Electric vehicles could bring more than 3,000 terawatt-hours of electricity demand per year to the grid in the U.S. by 2040, but charging trends so far haven't done much to offset an expected decline in over electricity demand, according to the Smart Electric Power Alliance.
Electricity consumption for EVs will largely depend on the individual community and its driving patterns, said Erika Myers, senior manager of research for SEPA. But by 2040, EVs are expected to represent 40 percent of vehicle sales, according to Bloomberg New Energy Finance, an energy research firm. This represents more than 3,000 TWh of energy use per year, Myers said during a June 24 webinar hosted by SEPA.
Conversely, distributed solar installations are expected to lead to less traditional power demand. The average solar system produces about 1,400 kilowatt-hours, Myers said. In 2015, EV charging only offset about 15 percent of the electricity produced by residential PV, and that offset is expected to rise to 18 percent by 2021. Myers said forecasts beyond 2021 are less clear.
Forecasts for EV adoption are also difficult to pin down, she said. National forecasts for EV growth diverge depending on what models are based on — currently low oil prices, limited but growing manufacturer product development, and high but declining battery costs, SEPA said in a May brief to its members. The Energy Information Administration projects only about 800,000 light duty EVs on the road by 2021, compared to BNEF's much higher estimate of about 2.6 million over the next five years. And all these predictions differ for each community, SEPA said.
But one thing utilities do know is that they can make an impact on EV charging infrastructure now, as well as customer behavior, as seen in the Salt River Project's charger-less EV program.

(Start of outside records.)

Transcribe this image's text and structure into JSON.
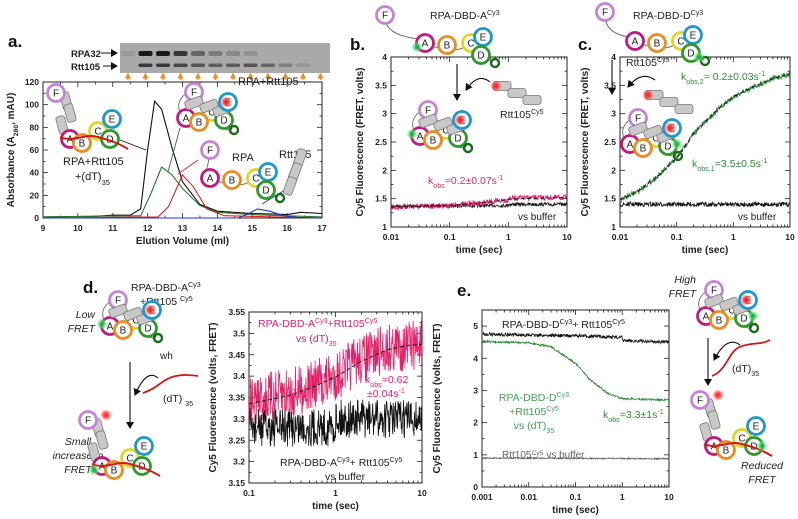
{
  "panel_labels": [
    "a.",
    "b.",
    "c.",
    "d.",
    "e."
  ],
  "domain_letters": [
    "A",
    "B",
    "C",
    "D",
    "E",
    "F"
  ],
  "colors": {
    "A": "#c2187f",
    "B": "#e88d1e",
    "C": "#e3d622",
    "D": "#2e9a2e",
    "E": "#1d97cf",
    "F": "#c583d6",
    "pink": "#e8206a",
    "green": "#2f8a3a",
    "cy3": "#39c45a",
    "cy5": "#e02020"
  },
  "gel": {
    "bands": [
      "RPA32",
      "Rtt105"
    ],
    "band_intensity": {
      "RPA32": [
        0.1,
        0.95,
        0.95,
        0.75,
        0.45,
        0.3,
        0.22,
        0.15,
        0,
        0,
        0,
        0
      ],
      "Rtt105": [
        0,
        0.75,
        0.75,
        0.65,
        0.55,
        0.5,
        0.5,
        0.55,
        0.45,
        0.28,
        0.12,
        0
      ]
    }
  },
  "chart_data": [
    {
      "id": "a",
      "type": "line",
      "xscale": "linear",
      "xlim": [
        9,
        17
      ],
      "ylim": [
        0,
        120
      ],
      "xticks": [
        9,
        10,
        11,
        12,
        13,
        14,
        15,
        16,
        17
      ],
      "yticks": [
        0,
        20,
        40,
        60,
        80,
        100,
        120
      ],
      "xlabel": "Elution Volume (ml)",
      "ylabel": [
        [
          "Absorbance (A"
        ],
        [
          "280",
          "sub"
        ],
        [
          ", mAU)"
        ]
      ],
      "series": [
        {
          "name": "RPA+Rtt105+(dT)35",
          "color": "#111111",
          "points": [
            [
              9,
              1
            ],
            [
              10.5,
              1.5
            ],
            [
              11,
              2.5
            ],
            [
              11.5,
              2.5
            ],
            [
              11.8,
              8
            ],
            [
              12,
              60
            ],
            [
              12.2,
              103
            ],
            [
              12.4,
              96
            ],
            [
              12.7,
              62
            ],
            [
              13,
              32
            ],
            [
              13.5,
              12
            ],
            [
              14,
              6
            ],
            [
              15,
              4
            ],
            [
              15.6,
              3.5
            ],
            [
              16,
              3
            ],
            [
              16.4,
              5
            ],
            [
              17,
              4
            ]
          ]
        },
        {
          "name": "RPA+Rtt105",
          "color": "#2a7a2a",
          "points": [
            [
              9,
              1
            ],
            [
              11.8,
              2
            ],
            [
              12.1,
              22
            ],
            [
              12.4,
              45
            ],
            [
              12.7,
              38
            ],
            [
              13,
              26
            ],
            [
              13.5,
              11
            ],
            [
              14,
              5
            ],
            [
              15,
              3
            ],
            [
              17,
              1
            ]
          ]
        },
        {
          "name": "RPA",
          "color": "#e02020",
          "points": [
            [
              9,
              0
            ],
            [
              12.3,
              1
            ],
            [
              12.6,
              10
            ],
            [
              13,
              38
            ],
            [
              13.3,
              28
            ],
            [
              13.7,
              8
            ],
            [
              14.2,
              2
            ],
            [
              17,
              0
            ]
          ]
        },
        {
          "name": "Rtt105",
          "color": "#2233cc",
          "points": [
            [
              9,
              0
            ],
            [
              14.6,
              0
            ],
            [
              14.9,
              4
            ],
            [
              15.15,
              8
            ],
            [
              15.5,
              6
            ],
            [
              15.9,
              2
            ],
            [
              16.3,
              0.5
            ],
            [
              17,
              0
            ]
          ]
        }
      ],
      "labels": {
        "rpa_rtt": [
          [
            "RPA+Rtt105"
          ]
        ],
        "rpa": [
          [
            "RPA"
          ]
        ],
        "rtt": [
          [
            "Rtt105"
          ]
        ],
        "dna1": [
          [
            "RPA+Rtt105"
          ]
        ],
        "dna2": [
          [
            "+(dT)"
          ],
          [
            "35",
            "sub"
          ]
        ]
      }
    },
    {
      "id": "b",
      "type": "line",
      "xscale": "log",
      "xlim": [
        0.01,
        10
      ],
      "ylim": [
        1,
        4
      ],
      "xticks": [
        0.01,
        0.1,
        1,
        10
      ],
      "yticks": [
        1,
        1.5,
        2,
        2.5,
        3,
        3.5,
        4
      ],
      "xlabel": "time (sec)",
      "ylabel": [
        [
          "Cy5 Fluorescence (FRET, volts)"
        ]
      ],
      "series": [
        {
          "name": "vs buffer",
          "color": "#111111",
          "noise": 0.03,
          "points": [
            [
              0.01,
              1.37
            ],
            [
              0.99,
              1.38
            ],
            [
              1,
              1.4
            ],
            [
              10,
              1.4
            ]
          ]
        },
        {
          "name": "RPA-DBD-A Cy3 + Rtt105 Cy5",
          "color": "#e8206a",
          "noise": 0.05,
          "points": [
            [
              0.01,
              1.35
            ],
            [
              0.1,
              1.38
            ],
            [
              0.5,
              1.44
            ],
            [
              0.99,
              1.48
            ],
            [
              1,
              1.51
            ],
            [
              10,
              1.52
            ]
          ]
        },
        {
          "name": "fit",
          "color": "#111111",
          "dashed": true,
          "points": [
            [
              0.01,
              1.35
            ],
            [
              0.1,
              1.38
            ],
            [
              0.5,
              1.44
            ],
            [
              1,
              1.49
            ],
            [
              3,
              1.51
            ],
            [
              10,
              1.52
            ]
          ]
        }
      ],
      "labels": {
        "title": [
          [
            "RPA-DBD-A"
          ],
          [
            "Cy3",
            "sup"
          ]
        ],
        "rtt": [
          [
            "Rtt105"
          ],
          [
            "Cy5",
            "sup"
          ]
        ],
        "kobs": [
          [
            "k"
          ],
          [
            "obs",
            "sub"
          ],
          [
            "=0.2±0.07s"
          ],
          [
            "-1",
            "sup"
          ]
        ],
        "buffer": [
          [
            "vs buffer"
          ]
        ]
      }
    },
    {
      "id": "c",
      "type": "line",
      "xscale": "log",
      "xlim": [
        0.01,
        10
      ],
      "ylim": [
        1,
        4
      ],
      "xticks": [
        0.01,
        0.1,
        1,
        10
      ],
      "yticks": [
        1,
        1.5,
        2,
        2.5,
        3,
        3.5,
        4
      ],
      "xlabel": "time (sec)",
      "ylabel": [
        [
          "Cy5 Fluorescence (FRET, volts)"
        ]
      ],
      "series": [
        {
          "name": "vs buffer",
          "color": "#111111",
          "noise": 0.04,
          "points": [
            [
              0.01,
              1.4
            ],
            [
              10,
              1.4
            ]
          ]
        },
        {
          "name": "RPA-DBD-D Cy3 + Rtt105 Cy5",
          "color": "#2f8a3a",
          "noise": 0.05,
          "points": [
            [
              0.01,
              1.48
            ],
            [
              0.02,
              1.62
            ],
            [
              0.05,
              1.92
            ],
            [
              0.1,
              2.22
            ],
            [
              0.2,
              2.65
            ],
            [
              0.5,
              3.05
            ],
            [
              1,
              3.3
            ],
            [
              2,
              3.45
            ],
            [
              5,
              3.62
            ],
            [
              10,
              3.7
            ]
          ]
        },
        {
          "name": "fit",
          "color": "#111111",
          "dashed": true,
          "points": [
            [
              0.01,
              1.48
            ],
            [
              0.02,
              1.62
            ],
            [
              0.05,
              1.92
            ],
            [
              0.1,
              2.22
            ],
            [
              0.2,
              2.65
            ],
            [
              0.5,
              3.05
            ],
            [
              1,
              3.3
            ],
            [
              2,
              3.45
            ],
            [
              5,
              3.62
            ],
            [
              10,
              3.7
            ]
          ]
        }
      ],
      "labels": {
        "title": [
          [
            "RPA-DBD-D"
          ],
          [
            "Cy3",
            "sup"
          ]
        ],
        "rtt": [
          [
            "Rtt105"
          ],
          [
            "Cy5",
            "sup"
          ]
        ],
        "kobs2": [
          [
            "k"
          ],
          [
            "obs,2",
            "sub"
          ],
          [
            "= 0.2±0.03s"
          ],
          [
            "-1",
            "sup"
          ]
        ],
        "kobs1": [
          [
            "k"
          ],
          [
            "obs,1",
            "sub"
          ],
          [
            "=3.5±0.5s"
          ],
          [
            "-1",
            "sup"
          ]
        ],
        "buffer": [
          [
            "vs buffer"
          ]
        ]
      }
    },
    {
      "id": "d",
      "type": "line",
      "xscale": "log",
      "xlim": [
        0.1,
        10
      ],
      "ylim": [
        3.15,
        3.55
      ],
      "xticks": [
        0.1,
        1,
        10
      ],
      "yticks": [
        3.15,
        3.2,
        3.25,
        3.3,
        3.35,
        3.4,
        3.45,
        3.5,
        3.55
      ],
      "xlabel": "time (sec)",
      "ylabel": [
        [
          "Cy5 Fluorescence (volts, FRET)"
        ]
      ],
      "series": [
        {
          "name": "RPA-DBD-A Cy3 + Rtt105 Cy5 vs (dT)35",
          "color": "#e8206a",
          "noise": 0.06,
          "points": [
            [
              0.1,
              3.34
            ],
            [
              0.3,
              3.36
            ],
            [
              0.6,
              3.38
            ],
            [
              0.99,
              3.4
            ],
            [
              1,
              3.4
            ],
            [
              2,
              3.44
            ],
            [
              4,
              3.465
            ],
            [
              10,
              3.475
            ]
          ]
        },
        {
          "name": "RPA-DBD-A Cy3 + Rtt105 Cy5 vs buffer",
          "color": "#111111",
          "noise": 0.045,
          "points": [
            [
              0.1,
              3.28
            ],
            [
              0.99,
              3.28
            ],
            [
              1,
              3.3
            ],
            [
              10,
              3.3
            ]
          ]
        },
        {
          "name": "fit",
          "color": "#111111",
          "dashed": true,
          "points": [
            [
              0.1,
              3.335
            ],
            [
              0.3,
              3.355
            ],
            [
              0.6,
              3.378
            ],
            [
              1,
              3.398
            ],
            [
              2,
              3.435
            ],
            [
              4,
              3.462
            ],
            [
              7,
              3.472
            ],
            [
              10,
              3.474
            ]
          ]
        }
      ],
      "labels": {
        "head1": [
          [
            "RPA-DBD-A"
          ],
          [
            "Cy3",
            "sup"
          ]
        ],
        "head2": [
          [
            "+Rtt105 "
          ],
          [
            "Cy5",
            "sup"
          ]
        ],
        "low_fret": [
          "Low",
          "FRET"
        ],
        "wh": [
          [
            "wh"
          ]
        ],
        "dt": [
          [
            "(dT) "
          ],
          [
            "35",
            "sub"
          ]
        ],
        "small_increase": [
          "Small",
          "increase in",
          "FRET"
        ],
        "pink1": [
          [
            "RPA-DBD-A"
          ],
          [
            "Cy3",
            "sup"
          ],
          [
            "+Rtt105"
          ],
          [
            "Cy5",
            "sup"
          ]
        ],
        "pink2": [
          [
            "vs (dT)"
          ],
          [
            "35",
            "sub"
          ]
        ],
        "kobs1": [
          [
            "k"
          ],
          [
            "obs",
            "sub"
          ],
          [
            "=0.62"
          ]
        ],
        "kobs2": [
          [
            "±0.04s"
          ],
          [
            "-1",
            "sup"
          ]
        ],
        "black1": [
          [
            "RPA-DBD-A"
          ],
          [
            "Cy3",
            "sup"
          ],
          [
            "+ Rtt105"
          ],
          [
            "Cy5",
            "sup"
          ]
        ],
        "black2": [
          [
            "vs buffer"
          ]
        ]
      }
    },
    {
      "id": "e",
      "type": "line",
      "xscale": "log",
      "xlim": [
        0.001,
        10
      ],
      "ylim": [
        0,
        5.5
      ],
      "xticks": [
        0.001,
        0.01,
        0.1,
        1,
        10
      ],
      "yticks": [
        0,
        1,
        2,
        3,
        4,
        5
      ],
      "xlabel": "time (sec)",
      "ylabel": [
        [
          "Cy5 Fluorescence (volts, FRET)"
        ]
      ],
      "series": [
        {
          "name": "RPA-DBD-D Cy3 + Rtt105 Cy5 vs buffer",
          "color": "#111111",
          "noise": 0.05,
          "points": [
            [
              0.001,
              4.75
            ],
            [
              0.01,
              4.72
            ],
            [
              0.1,
              4.7
            ],
            [
              0.99,
              4.65
            ],
            [
              1,
              4.55
            ],
            [
              10,
              4.5
            ]
          ]
        },
        {
          "name": "RPA-DBD-D Cy3 + Rtt105 Cy5 vs (dT)35",
          "color": "#2f8a3a",
          "noise": 0.03,
          "points": [
            [
              0.001,
              4.52
            ],
            [
              0.01,
              4.48
            ],
            [
              0.03,
              4.35
            ],
            [
              0.1,
              3.85
            ],
            [
              0.2,
              3.35
            ],
            [
              0.5,
              2.9
            ],
            [
              1,
              2.75
            ],
            [
              10,
              2.7
            ]
          ]
        },
        {
          "name": "Rtt105 Cy5 vs buffer",
          "color": "#666666",
          "noise": 0.02,
          "points": [
            [
              0.001,
              0.9
            ],
            [
              10,
              0.88
            ]
          ]
        }
      ],
      "labels": {
        "black1": [
          [
            "RPA-DBD-D"
          ],
          [
            "Cy3",
            "sup"
          ],
          [
            "+ Rtt105"
          ],
          [
            "Cy5",
            "sup"
          ]
        ],
        "green1": [
          [
            "RPA-DBD-D"
          ],
          [
            "Cy3",
            "sup"
          ]
        ],
        "green2": [
          [
            "+Rtt105"
          ],
          [
            "Cy5",
            "sup"
          ]
        ],
        "green3": [
          [
            "vs (dT)"
          ],
          [
            "35",
            "sub"
          ]
        ],
        "kobs": [
          [
            "k"
          ],
          [
            "obs",
            "sub"
          ],
          [
            "=3.3±1s"
          ],
          [
            "-1",
            "sup"
          ]
        ],
        "gray": [
          [
            "Rtt105"
          ],
          [
            "Cy5",
            "sup"
          ],
          [
            " vs buffer"
          ]
        ],
        "high_fret": [
          "High",
          "FRET"
        ],
        "dt": [
          [
            "(dT)"
          ],
          [
            "35",
            "sub"
          ]
        ],
        "reduced_fret": [
          "Reduced",
          "FRET"
        ]
      }
    }
  ]
}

SRP launched a web portal last year that has brought about one third of the community's estimated 3,000 EV owners in touch with the utility about their locations and charging habits.
"We don't want you to be caught unprepared," Myers said. "EVs are coming — maybe not tomorrow, but at some point in the future, and your utility should know what your options are and to what extent you should or shouldn't participate in the market."
Utilities who get ahead of the expected mass adoption of EVs will be better positioned to respond, she said. EVs have the potential to shift load or help manage daytime solar generation, SEPA said in its May brief. Utilities may consider deploying charging stations in strategic locations, implementing EV incentives or special charging rates, developing partnerships for equipment deployment and consumer education, or even deploying their own utility-owned EV fleets and workplace charges.